Phase 1 dose escalation and pharmacokinetic evaluation of oral gemcitabine prodrug (LY2334737) in combination with docetaxel in patients with advanced solid tumors.

PURPOSE

This Phase 1 study aimed to determine the recommended Phase 2 dose of LY2334737, an oral gemcitabine prodrug, when combined with standard dose docetaxel treatment in patients with advanced solid tumors. Pharmacokinetics (PK) and antitumor activity were additionally evaluated.

METHODS

Patients with advanced/metastatic solid tumors received escalating doses of LY2334737 once daily (QD) for 14 days, followed by a 7-day drug-free period. Docetaxel was given at 75 mg/m(2) every 3 weeks (q3w). Cycles were repeated until progressive disease (PD) or unacceptable toxicity.

RESULTS

Of 22 patients recruited, all Caucasian, 7 received an LY2334737 dose of 10 mg/day, 10 received 20 mg/day, 5 received 30 mg/day. Nineteen patients discontinued due to PD, 2 due to adverse events, 1 due to investigator decision. Dose-limiting toxicities: 2× febrile neutropenia (G3), 2× fatigue (1× G2, 1× G3), 1× neutropenia (G4).

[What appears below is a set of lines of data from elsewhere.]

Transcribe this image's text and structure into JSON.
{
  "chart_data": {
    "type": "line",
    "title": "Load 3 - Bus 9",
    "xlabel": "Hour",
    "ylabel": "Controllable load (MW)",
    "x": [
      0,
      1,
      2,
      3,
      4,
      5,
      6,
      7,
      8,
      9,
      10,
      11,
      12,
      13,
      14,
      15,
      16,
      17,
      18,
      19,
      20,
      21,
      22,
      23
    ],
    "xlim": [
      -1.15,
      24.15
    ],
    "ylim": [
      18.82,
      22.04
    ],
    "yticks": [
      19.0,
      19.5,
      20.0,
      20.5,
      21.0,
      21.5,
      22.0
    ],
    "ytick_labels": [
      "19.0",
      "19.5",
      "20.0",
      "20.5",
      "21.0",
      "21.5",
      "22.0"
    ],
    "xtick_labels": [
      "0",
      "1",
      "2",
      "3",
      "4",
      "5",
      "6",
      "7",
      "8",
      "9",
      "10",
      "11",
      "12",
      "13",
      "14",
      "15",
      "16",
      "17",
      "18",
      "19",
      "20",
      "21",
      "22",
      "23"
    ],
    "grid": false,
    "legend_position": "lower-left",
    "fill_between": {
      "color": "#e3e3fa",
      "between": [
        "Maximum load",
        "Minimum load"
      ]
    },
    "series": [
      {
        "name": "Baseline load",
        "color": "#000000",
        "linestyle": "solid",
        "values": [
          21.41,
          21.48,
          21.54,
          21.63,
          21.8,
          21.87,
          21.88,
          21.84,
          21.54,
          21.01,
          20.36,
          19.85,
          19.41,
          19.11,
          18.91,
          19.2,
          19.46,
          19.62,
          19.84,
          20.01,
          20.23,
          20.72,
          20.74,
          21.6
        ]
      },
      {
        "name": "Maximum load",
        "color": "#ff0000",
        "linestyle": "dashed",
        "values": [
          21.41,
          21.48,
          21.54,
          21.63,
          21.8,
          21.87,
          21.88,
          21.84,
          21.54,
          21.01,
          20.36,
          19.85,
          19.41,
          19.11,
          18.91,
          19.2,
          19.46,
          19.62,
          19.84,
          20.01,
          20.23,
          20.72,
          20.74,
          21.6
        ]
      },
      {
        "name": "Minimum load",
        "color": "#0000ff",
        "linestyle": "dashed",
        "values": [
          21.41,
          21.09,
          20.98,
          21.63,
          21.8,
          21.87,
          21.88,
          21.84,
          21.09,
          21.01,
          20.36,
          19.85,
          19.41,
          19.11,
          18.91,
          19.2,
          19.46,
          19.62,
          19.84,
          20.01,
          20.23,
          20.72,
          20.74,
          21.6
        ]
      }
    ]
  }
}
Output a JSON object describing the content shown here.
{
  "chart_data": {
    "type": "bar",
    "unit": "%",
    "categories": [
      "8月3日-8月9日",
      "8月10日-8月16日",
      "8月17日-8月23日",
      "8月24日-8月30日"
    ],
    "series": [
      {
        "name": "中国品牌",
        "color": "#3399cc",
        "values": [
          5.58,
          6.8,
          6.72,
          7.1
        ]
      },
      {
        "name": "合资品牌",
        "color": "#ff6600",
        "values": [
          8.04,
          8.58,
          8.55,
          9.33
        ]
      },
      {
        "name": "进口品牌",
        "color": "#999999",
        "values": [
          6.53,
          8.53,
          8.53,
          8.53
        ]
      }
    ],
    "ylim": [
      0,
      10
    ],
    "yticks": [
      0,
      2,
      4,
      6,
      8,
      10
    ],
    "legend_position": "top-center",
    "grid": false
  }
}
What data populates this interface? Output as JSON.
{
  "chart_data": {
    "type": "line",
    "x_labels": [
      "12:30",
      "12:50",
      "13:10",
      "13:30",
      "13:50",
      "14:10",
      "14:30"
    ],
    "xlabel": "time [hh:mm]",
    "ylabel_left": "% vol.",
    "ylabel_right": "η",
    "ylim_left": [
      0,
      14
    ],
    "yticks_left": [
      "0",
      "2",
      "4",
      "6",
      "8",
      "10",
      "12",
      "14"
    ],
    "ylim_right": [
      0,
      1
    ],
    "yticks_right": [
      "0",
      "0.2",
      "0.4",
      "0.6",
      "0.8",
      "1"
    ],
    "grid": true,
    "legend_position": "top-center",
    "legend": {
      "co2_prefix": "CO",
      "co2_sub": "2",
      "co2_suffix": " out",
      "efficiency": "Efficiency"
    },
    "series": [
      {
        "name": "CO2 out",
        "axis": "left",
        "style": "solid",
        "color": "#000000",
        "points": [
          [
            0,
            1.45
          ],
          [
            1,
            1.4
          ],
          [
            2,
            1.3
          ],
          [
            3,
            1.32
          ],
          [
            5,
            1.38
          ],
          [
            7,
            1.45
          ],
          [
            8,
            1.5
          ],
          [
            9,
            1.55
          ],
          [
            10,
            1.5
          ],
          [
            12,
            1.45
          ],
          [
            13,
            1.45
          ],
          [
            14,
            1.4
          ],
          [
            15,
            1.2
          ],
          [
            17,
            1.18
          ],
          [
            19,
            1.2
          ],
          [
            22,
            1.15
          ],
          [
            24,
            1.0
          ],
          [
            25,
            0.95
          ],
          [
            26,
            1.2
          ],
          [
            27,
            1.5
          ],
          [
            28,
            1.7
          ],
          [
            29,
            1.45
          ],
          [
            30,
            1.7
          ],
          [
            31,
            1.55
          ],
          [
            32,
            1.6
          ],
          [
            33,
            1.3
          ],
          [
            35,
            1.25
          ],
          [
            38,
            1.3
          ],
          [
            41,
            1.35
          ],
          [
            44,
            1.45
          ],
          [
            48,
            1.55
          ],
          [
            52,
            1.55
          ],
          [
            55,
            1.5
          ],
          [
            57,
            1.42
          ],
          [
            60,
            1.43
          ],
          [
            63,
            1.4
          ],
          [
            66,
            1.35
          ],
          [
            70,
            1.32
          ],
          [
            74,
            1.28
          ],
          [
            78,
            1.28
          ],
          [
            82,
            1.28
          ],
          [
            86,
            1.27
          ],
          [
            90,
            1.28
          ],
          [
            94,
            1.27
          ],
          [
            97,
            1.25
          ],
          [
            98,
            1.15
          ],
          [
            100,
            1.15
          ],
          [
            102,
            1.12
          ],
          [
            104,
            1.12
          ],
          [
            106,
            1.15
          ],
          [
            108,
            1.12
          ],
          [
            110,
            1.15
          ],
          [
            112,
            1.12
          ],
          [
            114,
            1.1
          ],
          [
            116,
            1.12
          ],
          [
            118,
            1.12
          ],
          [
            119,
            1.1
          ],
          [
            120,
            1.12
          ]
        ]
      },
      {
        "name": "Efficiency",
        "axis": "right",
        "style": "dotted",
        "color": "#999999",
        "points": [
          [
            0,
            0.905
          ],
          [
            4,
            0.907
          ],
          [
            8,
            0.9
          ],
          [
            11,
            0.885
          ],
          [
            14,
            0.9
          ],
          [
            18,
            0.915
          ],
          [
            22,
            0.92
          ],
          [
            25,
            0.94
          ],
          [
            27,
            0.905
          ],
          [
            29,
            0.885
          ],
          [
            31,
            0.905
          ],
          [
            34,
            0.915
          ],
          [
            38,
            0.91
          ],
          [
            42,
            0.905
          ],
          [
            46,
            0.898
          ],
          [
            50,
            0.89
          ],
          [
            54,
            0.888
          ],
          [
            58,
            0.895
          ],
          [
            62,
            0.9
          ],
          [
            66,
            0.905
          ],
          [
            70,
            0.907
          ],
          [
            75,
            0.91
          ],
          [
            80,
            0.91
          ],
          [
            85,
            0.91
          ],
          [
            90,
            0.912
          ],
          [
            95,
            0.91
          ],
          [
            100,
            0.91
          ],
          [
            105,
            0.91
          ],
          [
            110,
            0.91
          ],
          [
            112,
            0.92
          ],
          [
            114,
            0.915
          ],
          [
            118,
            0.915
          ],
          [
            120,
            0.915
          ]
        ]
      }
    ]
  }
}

The maximum tolerated dose (MTD) was identified to be 10 mg/day. Two patients achieved partial response, 10 patients stable disease. Enrollment was stopped after unexpected hepatic toxicities were observed with LY2334737 QD for 14 days per cycle in another study of Japanese patients. PK data were consistent with the first-in-man study of LY2334737 and did not reveal any drug-drug interaction between LY2334737 and docetaxel.

CONCLUSIONS

Combination of LY2334737 at doses up to 30 mg/day QD for 14 days per cycle with docetaxel 75 mg/m(2) q3w resulted in an undesirable toxicity profile and a low MTD of 10 mg/day. Alternative treatment schedules of LY2334737 should be explored.